While the transgender athletes who challenged the Idaho and West Virginia laws are aiming for a major victory at the Supreme Court, their winning streak in lower courts is ultimately what landed their cases before the conservative-majority high court.

In both disputes, a series of favorable rulings from trial-level judges and federal appeals courts concluded that the state bans violated the civil rights of Lindsay Hecox and Becky Pepper-Jackson, who challenged the Idaho and West Virginia laws, respectively.

In the first judicial rebuke of Idaho’s law, a federal judge appointed by President Donald Trump during his first term said it was likely unconstitutional and blocked the state from enforcing it against Hecox.
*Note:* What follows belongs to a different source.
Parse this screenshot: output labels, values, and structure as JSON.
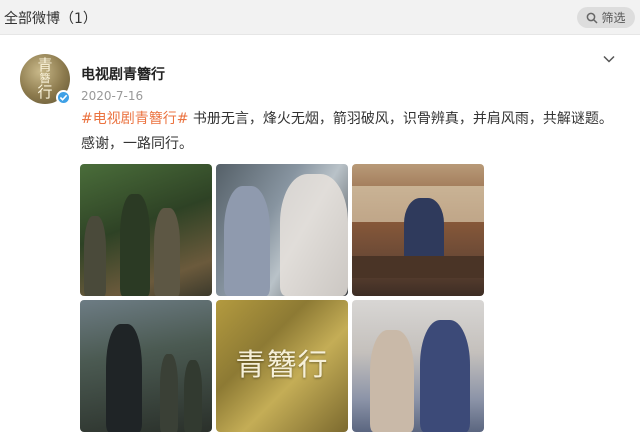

In ruling against the state, US District Judge David Nye pointed to a “dearth of evidence in the record to show excluding transgender women from women’s sports supports sex equality, provides opportunities for women, or increases access to college scholarships.” A federal appeals court later affirmed Nye’s decision.

A judge in West Virginia initially ruled in favor of Pepper-Jackson, but later, after the case progressed, sided with the state. That decision, however, was reversed in April 2024 by a Richmond-based appeals court, which said the law violated her rights under Title IX, the federal statute that prohibits discrimination on the basis of sex at schools that receive federal funding.

“B.P.J. has shown that applying the Act to her would treat her worse than people to whom she is similarly situated, deprive her of any meaningful athletic opportunities, and do so on the basis of sex,” appeals court Judge Toby Heytens wrote in the majority decision.

The states asked the high court in 2024 to review the adverse appeals court decisions and the justices agreed to do so last July.